DeSantis is also trying to elevate competent governance to more than simply a process issue and give it ideological salience by talking of how Trump couldn’t follow through on key priorities. The border wall obviously never got built, and Never Back Down tweeted a thread blaming Trump for getting played by “the swamp.” When Trump this week pledged to end birthright citizenship with an executive order on Day One — which would instantly get blocked by the courts if he tried it — Never Back Down pointed out he’d repeatedly promised to do the same thing as president while never actually doing it.

The trickiest issue for DeSantis may be how to talk about the 2020 election. Letting Trump get away with his insistence it was stolen is to concede that he’s a supposed two-time winner of national elections, making it impossible to argue he’s the chief reason that the GOP has developed, in the DeSantis phrase, a “culture of losing.” On the other hand, directly contradicting Trump’s false claim risks alienating Republicans who have bought some version of the Trump lie.

DeSantis showed how he thinks he can handle the question in a notable post-launch interview with Ben Shapiro. He implicitly accepted the idea that the election was “rigged,” an amorphous term adopted by some Trump supporters to signify that the election was unfair but not necessarily stolen.

DeSantis cited changes in election procedures in 2020, but blamed Covid alarmism promoted by Fauci — who worked for Trump — for justifying those changes. He added that Trump was foolish and negligent in urging people not to vote by mail and not having better organizations in states with extensive mail-in voting and “ballot harvesting.” In other words, Trump was at fault for his poor management of his own administration and his shortsighted tactical choices.

DeSantis added that if he’s the GOP nominee, “I’m not going to make excuses,” and he’ll get it done and be inaugurated in January 2025. Translation: Trump lost, and I won’t.

Now, the DeSantis case against Trump isn’t full-throated. It doesn’t address his character, his ongoing and growing legal difficulties, or his abysmal conduct after the November 2020 election, including Jan. 6. It is a narrowly tailored message meant for an audience that will have a decisive influence on the 2024 nomination battle — Republicans who are fond of Trump, appreciate what he did as president, and instinctively feel defensive of him when attacked, but are open to another candidate. Without robust support from this group of voters, DeSantis isn’t going to win.

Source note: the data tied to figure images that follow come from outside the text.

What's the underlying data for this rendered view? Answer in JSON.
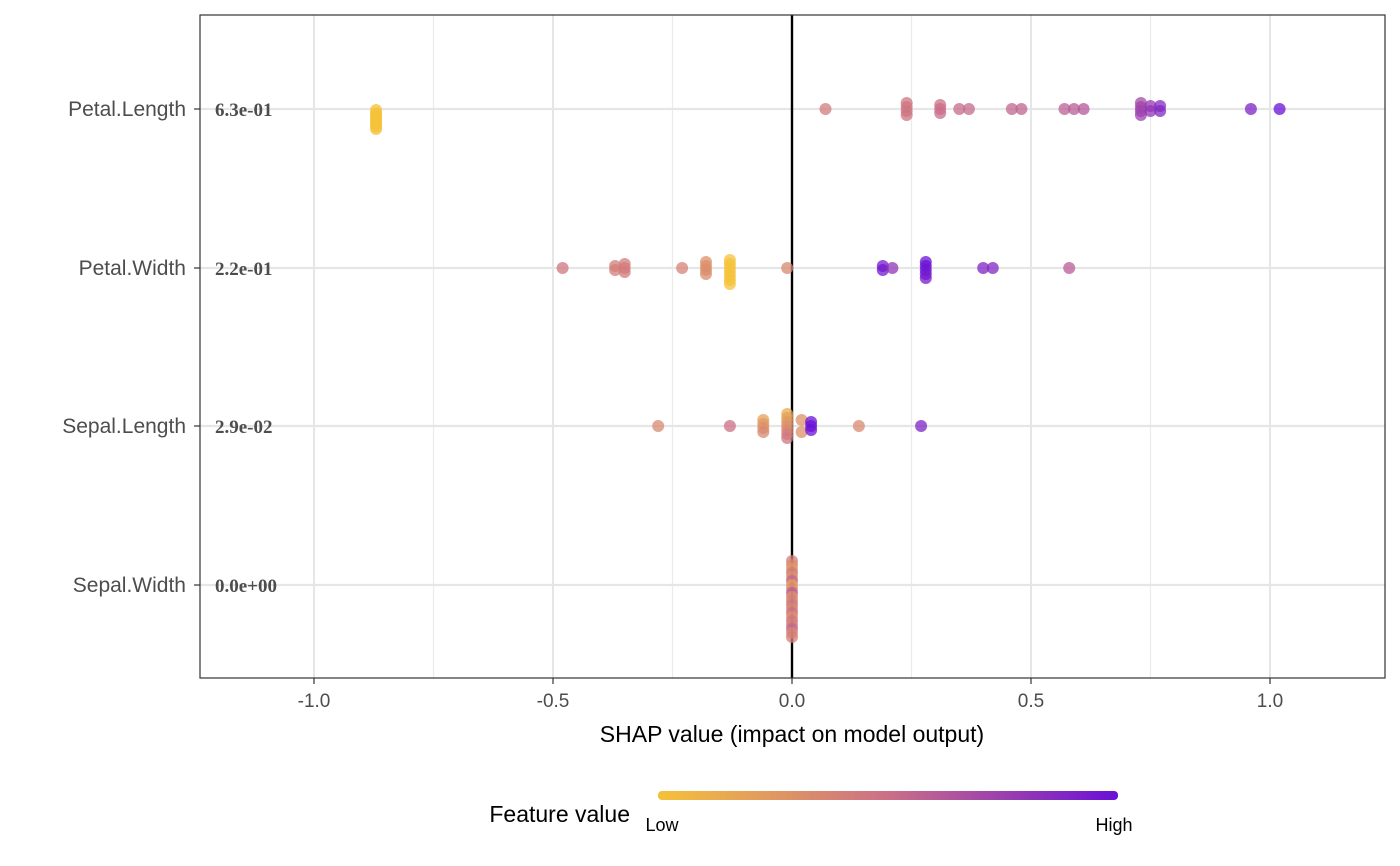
{
  "chart_data": {
    "type": "scatter",
    "title": "",
    "xlabel": "SHAP value (impact on model output)",
    "xlim": [
      -1.2,
      1.2
    ],
    "x_ticks": [
      -1.0,
      -0.5,
      0.0,
      0.5,
      1.0
    ],
    "x_tick_labels": [
      "-1.0",
      "-0.5",
      "0.0",
      "0.5",
      "1.0"
    ],
    "grid": true,
    "zero_line": true,
    "legend": {
      "title": "Feature value",
      "low_label": "Low",
      "high_label": "High",
      "low_color": "#f5c13a",
      "high_color": "#6a10d6",
      "placement": "bottom"
    },
    "features": [
      {
        "name": "Petal.Length",
        "importance": "6.3e-01",
        "points": [
          [
            -0.87,
            0.0,
            1
          ],
          [
            -0.87,
            0.0,
            4
          ],
          [
            -0.87,
            0.0,
            6
          ],
          [
            -0.87,
            0.0,
            8
          ],
          [
            -0.87,
            0.0,
            10
          ],
          [
            -0.87,
            0.0,
            12
          ],
          [
            -0.87,
            0.0,
            14
          ],
          [
            -0.87,
            0.0,
            16
          ],
          [
            -0.87,
            0.0,
            18
          ],
          [
            -0.87,
            0.0,
            20
          ],
          [
            0.07,
            0.42,
            0
          ],
          [
            0.24,
            0.45,
            -6
          ],
          [
            0.24,
            0.46,
            -2
          ],
          [
            0.24,
            0.46,
            2
          ],
          [
            0.24,
            0.47,
            6
          ],
          [
            0.31,
            0.5,
            -4
          ],
          [
            0.31,
            0.5,
            0
          ],
          [
            0.31,
            0.51,
            4
          ],
          [
            0.35,
            0.52,
            0
          ],
          [
            0.37,
            0.53,
            0
          ],
          [
            0.46,
            0.55,
            0
          ],
          [
            0.48,
            0.56,
            0
          ],
          [
            0.57,
            0.58,
            0
          ],
          [
            0.59,
            0.6,
            0
          ],
          [
            0.61,
            0.62,
            0
          ],
          [
            0.73,
            0.7,
            -6
          ],
          [
            0.73,
            0.72,
            -2
          ],
          [
            0.73,
            0.73,
            2
          ],
          [
            0.73,
            0.74,
            6
          ],
          [
            0.75,
            0.78,
            -3
          ],
          [
            0.75,
            0.8,
            2
          ],
          [
            0.77,
            0.86,
            -3
          ],
          [
            0.77,
            0.88,
            2
          ],
          [
            0.96,
            0.9,
            0
          ],
          [
            1.02,
            1.0,
            0
          ]
        ]
      },
      {
        "name": "Petal.Width",
        "importance": "2.2e-01",
        "points": [
          [
            -0.48,
            0.45,
            0
          ],
          [
            -0.37,
            0.4,
            -2
          ],
          [
            -0.37,
            0.4,
            2
          ],
          [
            -0.35,
            0.42,
            -4
          ],
          [
            -0.35,
            0.42,
            0
          ],
          [
            -0.35,
            0.43,
            4
          ],
          [
            -0.23,
            0.38,
            0
          ],
          [
            -0.18,
            0.3,
            -6
          ],
          [
            -0.18,
            0.3,
            -2
          ],
          [
            -0.18,
            0.31,
            2
          ],
          [
            -0.18,
            0.32,
            6
          ],
          [
            -0.13,
            0.0,
            -8
          ],
          [
            -0.13,
            0.0,
            -4
          ],
          [
            -0.13,
            0.0,
            0
          ],
          [
            -0.13,
            0.0,
            4
          ],
          [
            -0.13,
            0.0,
            8
          ],
          [
            -0.13,
            0.0,
            12
          ],
          [
            -0.13,
            0.0,
            16
          ],
          [
            -0.01,
            0.35,
            0
          ],
          [
            0.19,
            0.95,
            -2
          ],
          [
            0.19,
            0.96,
            2
          ],
          [
            0.21,
            0.8,
            0
          ],
          [
            0.28,
            1.0,
            -6
          ],
          [
            0.28,
            1.0,
            -2
          ],
          [
            0.28,
            0.98,
            2
          ],
          [
            0.28,
            0.97,
            6
          ],
          [
            0.28,
            0.95,
            10
          ],
          [
            0.4,
            0.9,
            0
          ],
          [
            0.42,
            0.88,
            0
          ],
          [
            0.58,
            0.6,
            0
          ]
        ]
      },
      {
        "name": "Sepal.Length",
        "importance": "2.9e-02",
        "points": [
          [
            -0.28,
            0.35,
            0
          ],
          [
            -0.13,
            0.5,
            0
          ],
          [
            -0.06,
            0.2,
            -6
          ],
          [
            -0.06,
            0.25,
            -2
          ],
          [
            -0.06,
            0.3,
            2
          ],
          [
            -0.06,
            0.35,
            6
          ],
          [
            -0.01,
            0.15,
            -12
          ],
          [
            -0.01,
            0.2,
            -8
          ],
          [
            -0.01,
            0.25,
            -4
          ],
          [
            -0.01,
            0.3,
            0
          ],
          [
            -0.01,
            0.35,
            4
          ],
          [
            -0.01,
            0.4,
            8
          ],
          [
            -0.01,
            0.45,
            12
          ],
          [
            0.02,
            0.3,
            -6
          ],
          [
            0.02,
            0.3,
            6
          ],
          [
            0.04,
            1.0,
            -4
          ],
          [
            0.04,
            1.0,
            0
          ],
          [
            0.04,
            1.0,
            4
          ],
          [
            0.14,
            0.35,
            0
          ],
          [
            0.27,
            0.9,
            0
          ]
        ]
      },
      {
        "name": "Sepal.Width",
        "importance": "0.0e+00",
        "points": [
          [
            0.0,
            0.4,
            -24
          ],
          [
            0.0,
            0.35,
            -20
          ],
          [
            0.0,
            0.25,
            -16
          ],
          [
            0.0,
            0.45,
            -12
          ],
          [
            0.0,
            0.3,
            -8
          ],
          [
            0.0,
            0.55,
            -4
          ],
          [
            0.0,
            0.2,
            0
          ],
          [
            0.0,
            0.35,
            4
          ],
          [
            0.0,
            0.6,
            8
          ],
          [
            0.0,
            0.3,
            12
          ],
          [
            0.0,
            0.4,
            16
          ],
          [
            0.0,
            0.45,
            20
          ],
          [
            0.0,
            0.35,
            24
          ],
          [
            0.0,
            0.5,
            28
          ],
          [
            0.0,
            0.3,
            32
          ],
          [
            0.0,
            0.45,
            36
          ],
          [
            0.0,
            0.4,
            40
          ],
          [
            0.0,
            0.55,
            44
          ],
          [
            0.0,
            0.35,
            48
          ],
          [
            0.0,
            0.4,
            52
          ]
        ]
      }
    ]
  }
}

It may be that, despite what seems possible at the moment, Republicans could be swayed by a more robust anti-Trump argument, or that the balance DeSantis is trying to strike isn’t sustainable in the rough-and-tumble of the campaign. Certainly, how DeSantis eventually takes the fight to Trump on a debate stage will matter enormously.

All that said, in the early days, nothing in how DeSantis and his team are handling themselves indicate fear of battling with Trump. At a press gaggle in Iowa on Tuesday, DeSantis asked of Trump’s silence on the debt ceiling deal: “Are you leading from the front, or are you waiting for polls to tell you what position to take?” In a statement on Memorial Day, Never Back Down quoted the son of a man killed in the Sept. 11 attacks who slammed Trump for, through his support of the Saudi-funded LIV tournament, “lining the pockets [of] a country who stands accused in a trial as we speak … of aiding and abetting and sponsoring the 9/11 terror attacks.”

For the longest time, the way to thrive in Republican politics was to back Donald Trump, or at least step around him. That option isn’t available to Ron DeSantis, and his nascent campaign obviously realizes it.